Logfile spammed: error=fly-proxy-p2p/tls/tcp-backhaul: unexpected end of file

Since last deployment and after rollback we’re seeing the log spammed with

ams [error]
error.message="could not proxy TCP data to/from instance: failed to copy (direction=client->server, op=read, error=fly-proxy-p2p/tls/tcp-backhaul: unexpected end of file)"

Machine is e784961b297338 im ams. Application itself seems to be running (i.e. log output) but not functional.

Update

According to Grafana logs, issue started on 2026-04-09 02:00:00.290 and has been present ever since.
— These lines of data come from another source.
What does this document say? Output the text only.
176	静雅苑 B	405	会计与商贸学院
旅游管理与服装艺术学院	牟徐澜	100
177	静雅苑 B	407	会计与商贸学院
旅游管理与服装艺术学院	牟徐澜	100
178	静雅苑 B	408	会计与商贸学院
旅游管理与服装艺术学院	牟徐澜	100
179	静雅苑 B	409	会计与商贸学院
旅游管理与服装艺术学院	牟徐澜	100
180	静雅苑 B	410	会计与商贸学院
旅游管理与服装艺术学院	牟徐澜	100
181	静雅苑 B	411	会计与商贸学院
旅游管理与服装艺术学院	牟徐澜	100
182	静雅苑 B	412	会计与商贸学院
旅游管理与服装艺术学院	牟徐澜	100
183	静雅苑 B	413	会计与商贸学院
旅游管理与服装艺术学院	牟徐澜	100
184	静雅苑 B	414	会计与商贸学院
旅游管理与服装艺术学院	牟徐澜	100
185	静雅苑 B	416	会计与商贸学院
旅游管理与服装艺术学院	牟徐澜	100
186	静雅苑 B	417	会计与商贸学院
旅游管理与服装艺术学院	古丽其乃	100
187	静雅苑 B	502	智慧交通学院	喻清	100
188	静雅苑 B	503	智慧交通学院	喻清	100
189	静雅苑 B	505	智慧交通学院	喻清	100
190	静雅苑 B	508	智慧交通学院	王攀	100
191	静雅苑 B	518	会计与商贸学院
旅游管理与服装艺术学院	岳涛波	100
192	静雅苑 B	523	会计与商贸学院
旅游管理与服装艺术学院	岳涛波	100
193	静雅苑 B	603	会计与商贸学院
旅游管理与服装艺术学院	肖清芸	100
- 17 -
Restoring to older config does not fix the issue, so this used to work before. Any support would be greatly appreciated.

/cc @Lilian

2 Likes

Just a couple of suggestions: scale up your app to add a new instance in the same region; do the logs appear on the new instance? If that does not help, scale up your app to add a new instance in a different region. These are guesses, I admit, but it’s better to try something while waiting for bug-tracing support.

:wave: Is your app still down? From my side it seems like your public URLs are working now, but I don’t know if any specific functionality is broken that’s relevant here.

These logs you have posted can mean a variety of things, ranging from “very bad” to “not a concern at all”. This is because these logs are from the raw TCP (or TLS without HTTP) handler, and with TCP connections we don’t really have much insight into what’s actually going on inside of them. For example, if you are serving HTTP, many clients do not shut down their TCP connections properly (with shutdown()) and instead just close() them; when these connections are served without our http handler, we would report them as TCP EOF errors like shown above.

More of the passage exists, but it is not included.